This is something that I’ve resisted for some time, simply because I felt that it didn’t work well. As a proof in point, I recently had to fix a customer’s website that had caching issues.

But going through the fix made me think, should I be relooking at this option within WordPress? I do have some sites that are seeing some serious traffic and I’d like to make sure that I’m ahead of the curve instead of behind!

Let me first explain caching 101.

WordPress Caching 101

 WordPress is actually a very complex framework of calls and procedures that composes a fixed web page to the web surfer when it is requested.

Before the web surfer arrives on the scene to see your page, the web page is composed as some web programming code, a bit of html code and finally data settings that are sitting in a database.

You can aliken it to a baker who has all the ingredients to make a cake ready for the soon to arrive customer. Once the customer arrives and places his or her order, the baker quickly whips together the cake mix, bakes it lightning fast and serves it to the customer ready to go.

Now, you and I both know that preparing a cake takes time. So the smart baker wakes up extra early to bake all the goods he believes he’ll need for the day beforehand.

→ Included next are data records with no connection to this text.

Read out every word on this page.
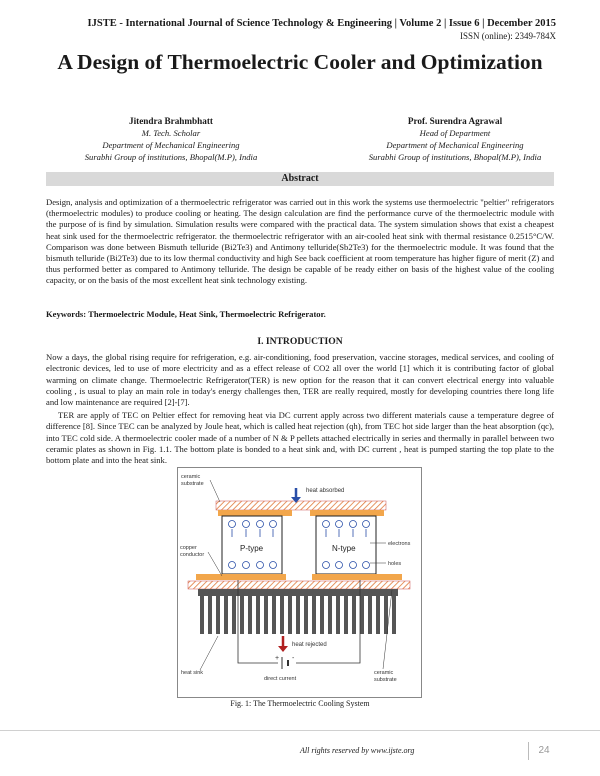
IJSTE - International Journal of Science Technology & Engineering | Volume 2 | Issue 6 | December 2015
ISSN (online): 2349-784X
A Design of Thermoelectric Cooler and Optimization
Jitendra Brahmbhatt
M. Tech. Scholar
Department of Mechanical Engineering
Surabhi Group of institutions, Bhopal(M.P), India
Prof. Surendra Agrawal
Head of Department
Department of Mechanical Engineering
Surabhi Group of institutions, Bhopal(M.P), India
Abstract
Design, analysis and optimization of a thermoelectric refrigerator was carried out in this work the systems use thermoelectric "peltier" refrigerators (thermoelectric modules) to produce cooling or heating. The design calculation are find the performance curve of the thermoelectric module with the purpose of is find by simulation. Simulation results were compared with the practical data. The system simulation shows that exist a cheapest heat sink used for the thermoelectric refrigerator. the thermoelectric refrigerator with an air-cooled heat sink with thermal resistance 0.2515°C/W. Comparison was done between Bismuth telluride (Bi2Te3) and Antimony telluride(Sb2Te3) for the thermoelectric module. It was found that the bismuth telluride (Bi2Te3) due to its low thermal conductivity and high See back coefficient at room temperature has higher figure of merit (Z) and thus performed better as compared to Antimony telluride. The design be capable of be ready either on basis of the highest value of the cooling capacity, or on the basis of the most excellent heat sink technology existing.
Keywords: Thermoelectric Module, Heat Sink, Thermoelectric Refrigerator.
I. INTRODUCTION
Now a days, the global rising require for refrigeration, e.g. air-conditioning, food preservation, vaccine storages, medical services, and cooling of electronic devices, led to use of more electricity and as a effect release of CO2 all over the world [1] which it is contributing factor of global warming on climate change. Thermoelectric Refrigerator(TER) is new option for the reason that it can convert electrical energy into valuable cooling , is usual to play an main role in today's energy challenges then, TER are really required, mostly for developing countries there long life and low maintenance are required [2]-[7].
TER are apply of TEC on Peltier effect for removing heat via DC current apply across two different materials cause a temperature degree of difference [8]. Since TEC can be analyzed by Joule heat, which is called heat rejection (qh), from TEC hot side larger than the heat absorption (qc), into TEC cold side. A thermoelectric cooler made of a number of N & P pellets attached electrically in series and thermally in parallel between two ceramic plates as shown in Fig. 1.1. The bottom plate is bonded to a heat sink and, with DC current , heat is pumped starting the top plate to the bottom plate and into the heat sink.
heat absorbed
P-type	N-type
heat rejected
+ -
direct current
ceramic
substrate
copper
conductor
electrons
holes
heat sink	ceramic
substrate
Fig. 1: The Thermoelectric Cooling System
All rights reserved by www.ijste.org	24
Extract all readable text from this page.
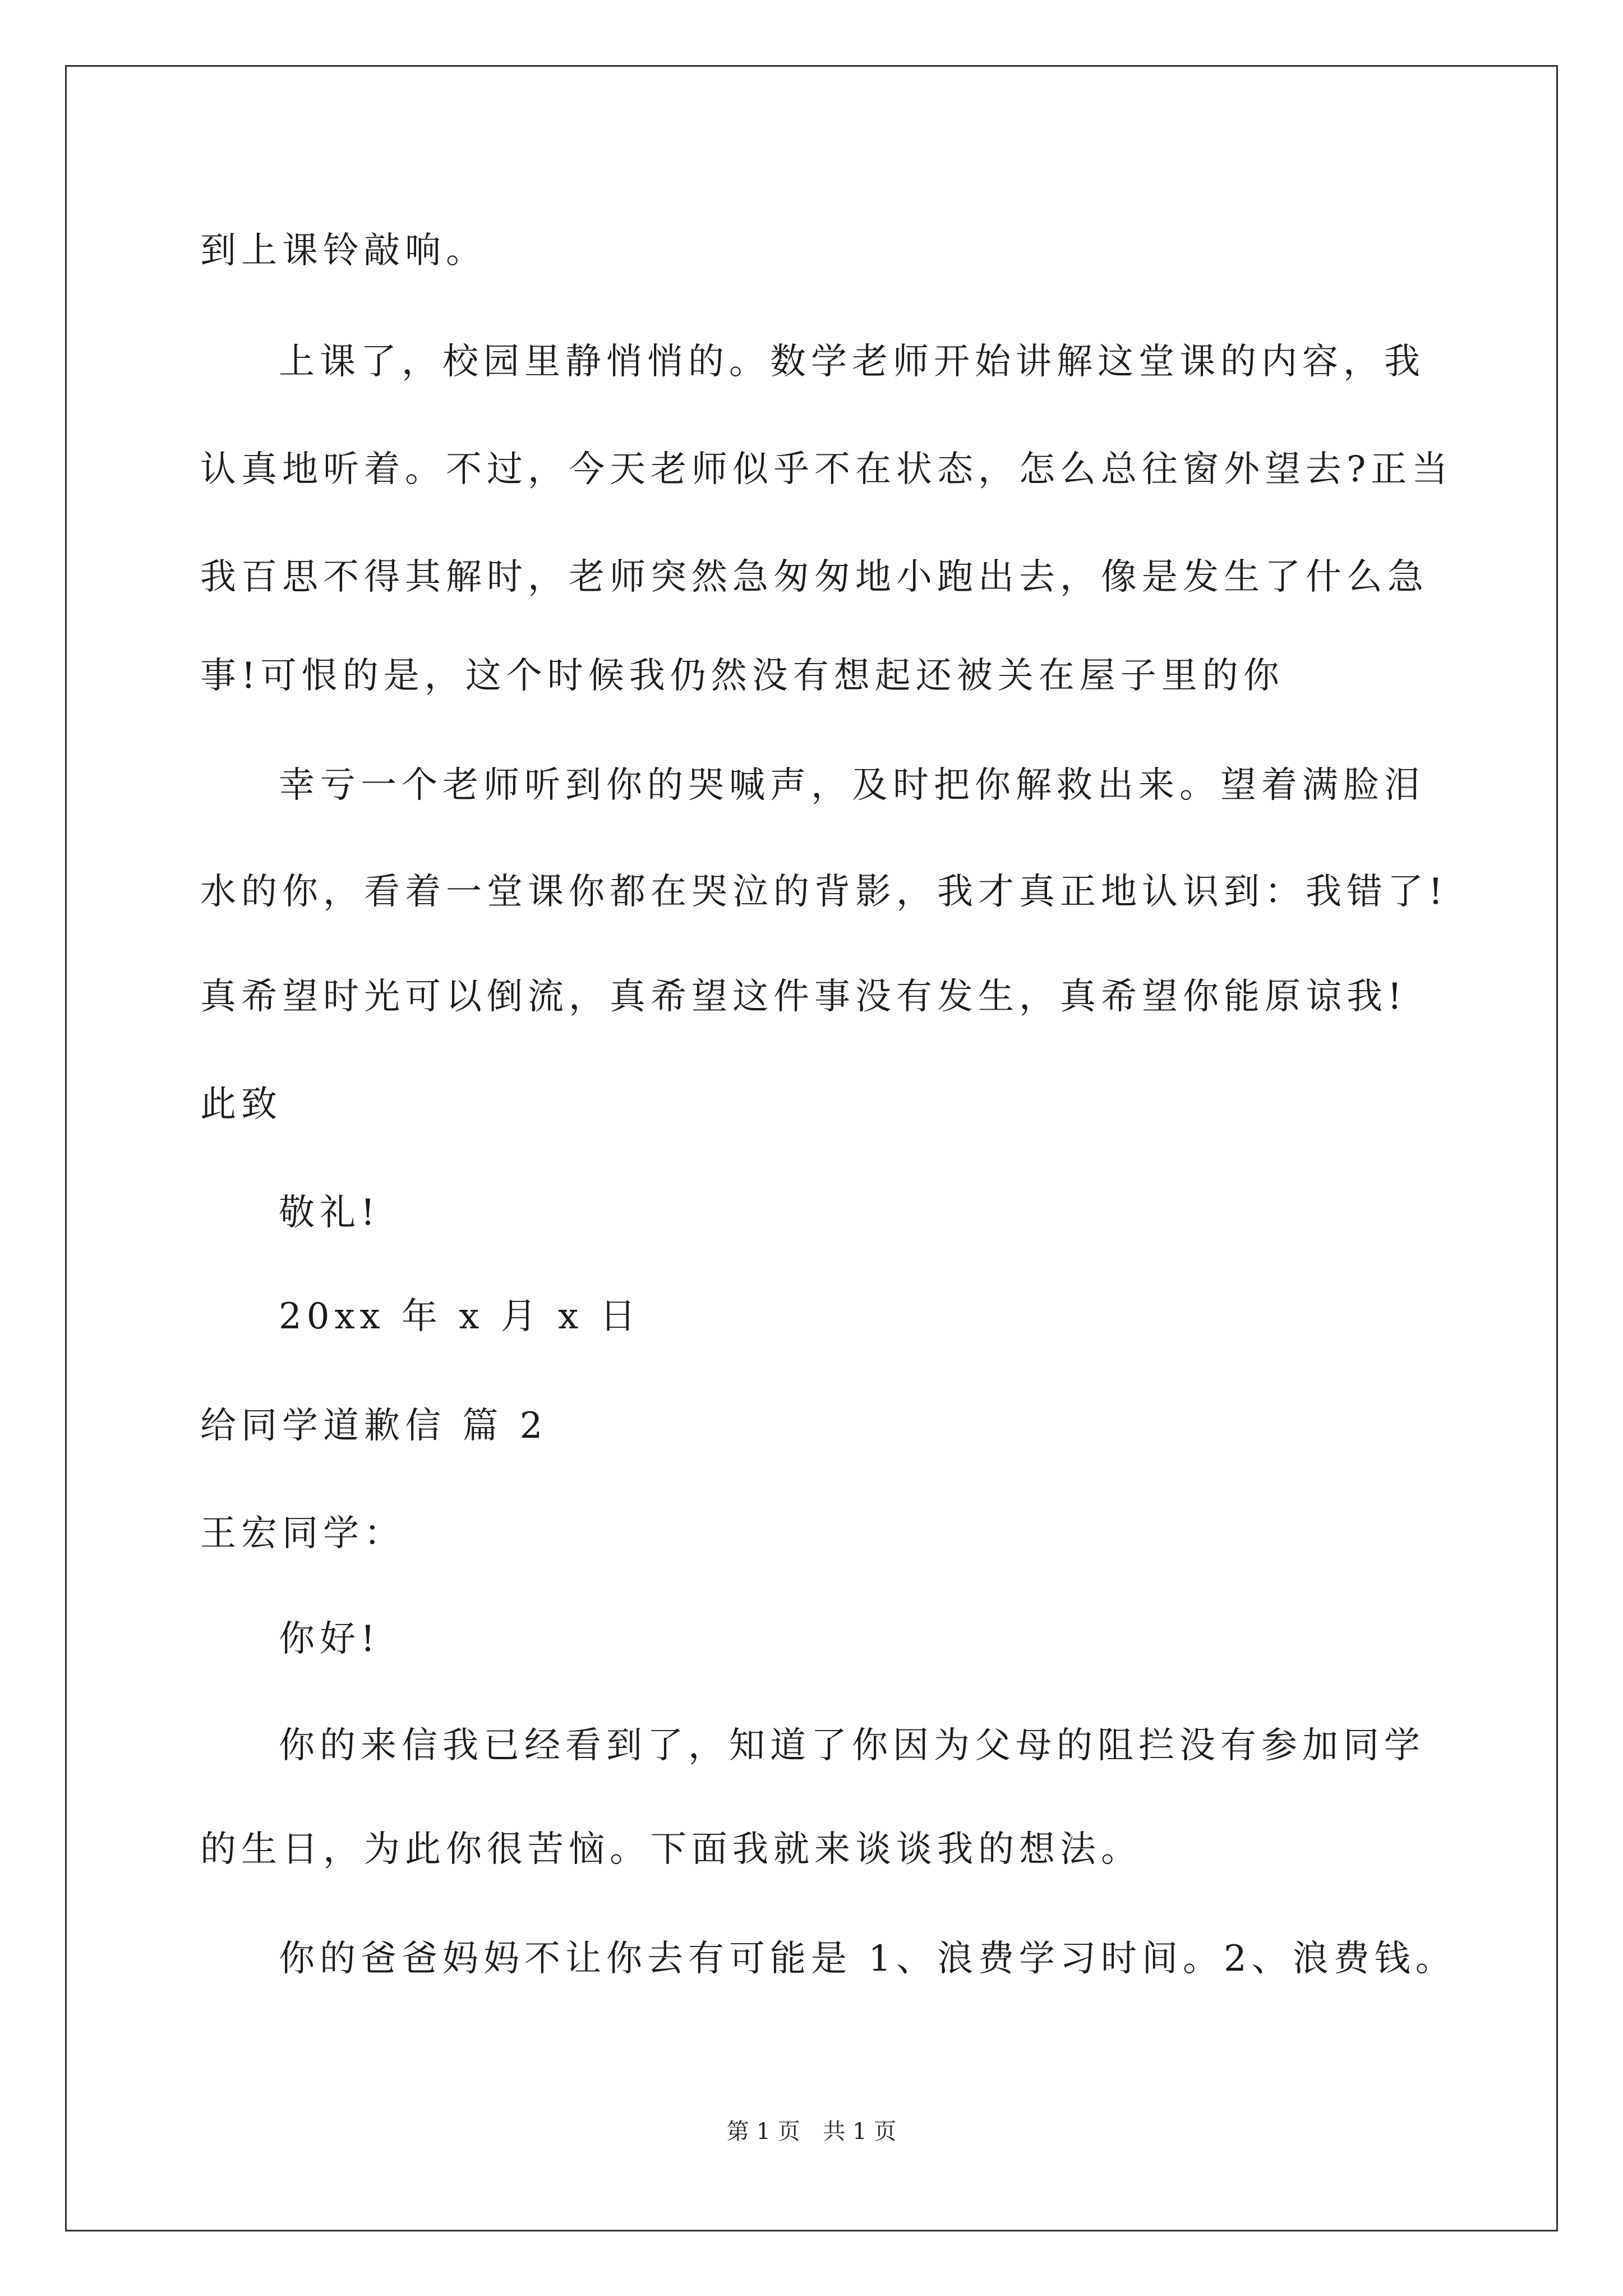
到上课铃敲响。
上课了，校园里静悄悄的。数学老师开始讲解这堂课的内容，我
认真地听着。不过，今天老师似乎不在状态，怎么总往窗外望去?正当
我百思不得其解时，老师突然急匆匆地小跑出去，像是发生了什么急
事!可恨的是，这个时候我仍然没有想起还被关在屋子里的你
幸亏一个老师听到你的哭喊声，及时把你解救出来。望着满脸泪
水的你，看着一堂课你都在哭泣的背影，我才真正地认识到：我错了!
真希望时光可以倒流，真希望这件事没有发生，真希望你能原谅我!
此致
敬礼!
20xx 年 x 月 x 日
给同学道歉信 篇 2
王宏同学：
你好!
你的来信我已经看到了，知道了你因为父母的阻拦没有参加同学
的生日，为此你很苦恼。下面我就来谈谈我的想法。
你的爸爸妈妈不让你去有可能是 1、浪费学习时间。2、浪费钱。
第 1 页 共 1 页
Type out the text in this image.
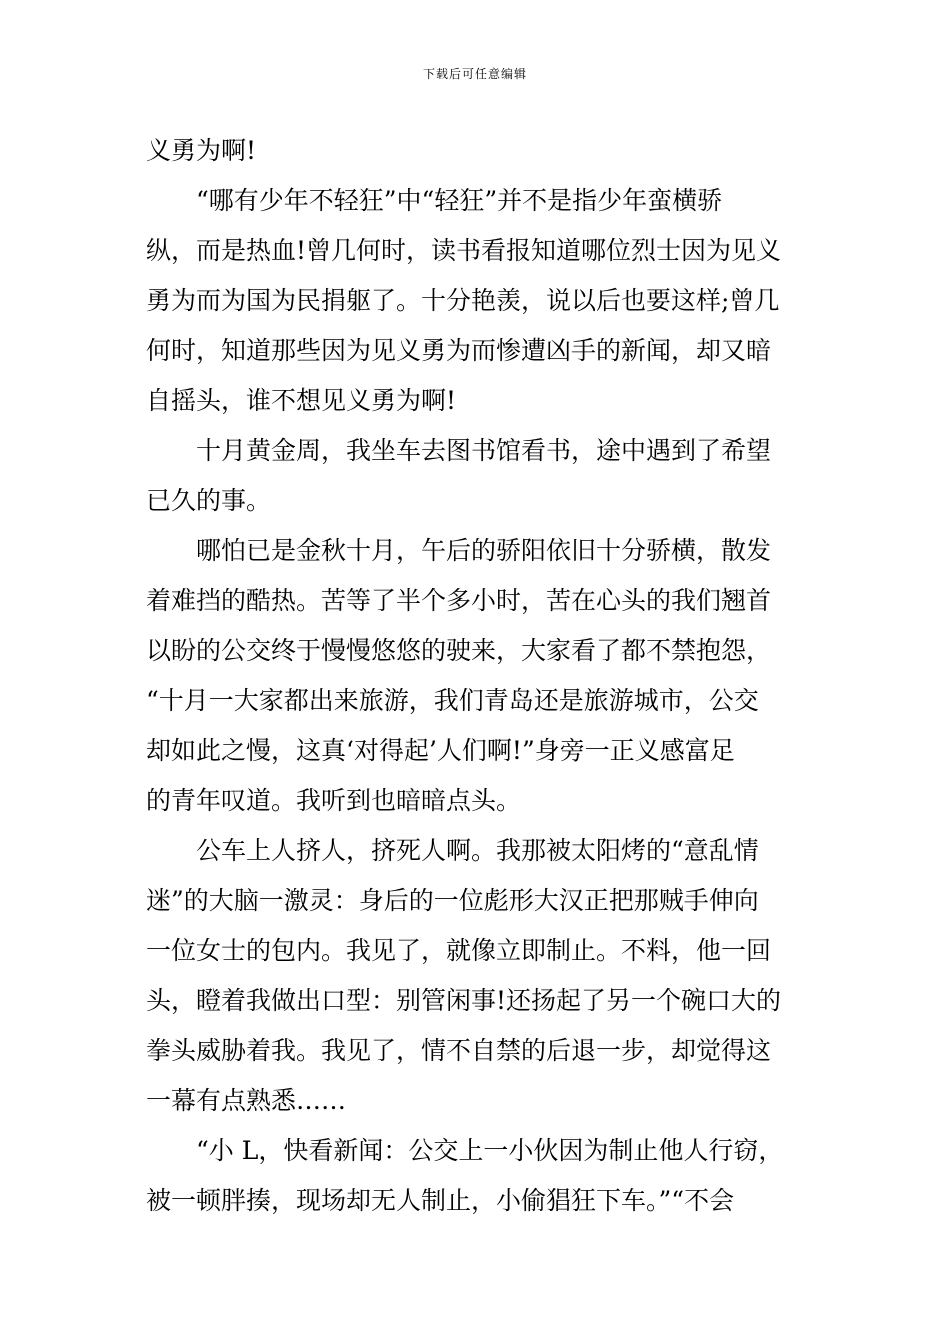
下载后可任意编辑
义勇为啊!
“哪有少年不轻狂”中“轻狂”并不是指少年蛮横骄
纵，而是热血!曾几何时，读书看报知道哪位烈士因为见义
勇为而为国为民捐躯了。十分艳羡，说以后也要这样;曾几
何时，知道那些因为见义勇为而惨遭凶手的新闻，却又暗
自摇头，谁不想见义勇为啊!
十月黄金周，我坐车去图书馆看书，途中遇到了希望
已久的事。
哪怕已是金秋十月，午后的骄阳依旧十分骄横，散发
着难挡的酷热。苦等了半个多小时，苦在心头的我们翘首
以盼的公交终于慢慢悠悠的驶来，大家看了都不禁抱怨，
“十月一大家都出来旅游，我们青岛还是旅游城市，公交
却如此之慢，这真‘对得起’人们啊!”身旁一正义感富足
的青年叹道。我听到也暗暗点头。
公车上人挤人，挤死人啊。我那被太阳烤的“意乱情
迷”的大脑一激灵：身后的一位彪形大汉正把那贼手伸向
一位女士的包内。我见了，就像立即制止。不料，他一回
头，瞪着我做出口型：别管闲事!还扬起了另一个碗口大的
拳头威胁着我。我见了，情不自禁的后退一步，却觉得这
一幕有点熟悉……
“小 L，快看新闻：公交上一小伙因为制止他人行窃，
被一顿胖揍，现场却无人制止，小偷猖狂下车。”“不会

Truly that only makes sense. Now the baker can satisfy the customer order, literally in seconds.

When you use WordPress Caching, it’s much the same idea. The caching plugin will premake the web pages for the prospective web server and when they arrive to your site, the page is already prepared, thus just needs to be presented to the surfer.

Sounds pretty logical so far, right?

WordPress Cache – Fly In The Ointment

There always has to be a fly in the ointment, of course. WordPress caching is no exception.

Let’s think on the baker example for a moment. Let’s say the baker wants to have the cake 100% ready for the customer. But in reality the baker gets stuck at some point.

Is the cake going to be a birthday cake for some name Sam, Sue or Jim? He just doesn’t know?

So, the baker will still have the customer waiting for the final preparations, like filling out the writing on the to be purchased cake. He just cannot guess what the cake must say.

The same occurs with WordPress. For example, if someone wants to leave a comment, then the caching program must then tear down the ‘cached page’ and replace it with new content.

Now, this isn’t a biggie, but for some other features and functions, caching can cause ruin to the website.

So, where do I sit on caching?

I’m still not sure, just yet. WordPress has matured significantly since I last looked at caching and this site is currently working with caching in place, so we will see. I don’t know if I’d roll it out to an e-store operated by WordPress just yet.

If you to are not sure, the better option, in my opinion, is to get better hosting. Caching has it’s place but it cannot fix slow or poor web server hosting. Making sure that you have enough time on the server you are renting time on is probably the #1 fix you should investigate first.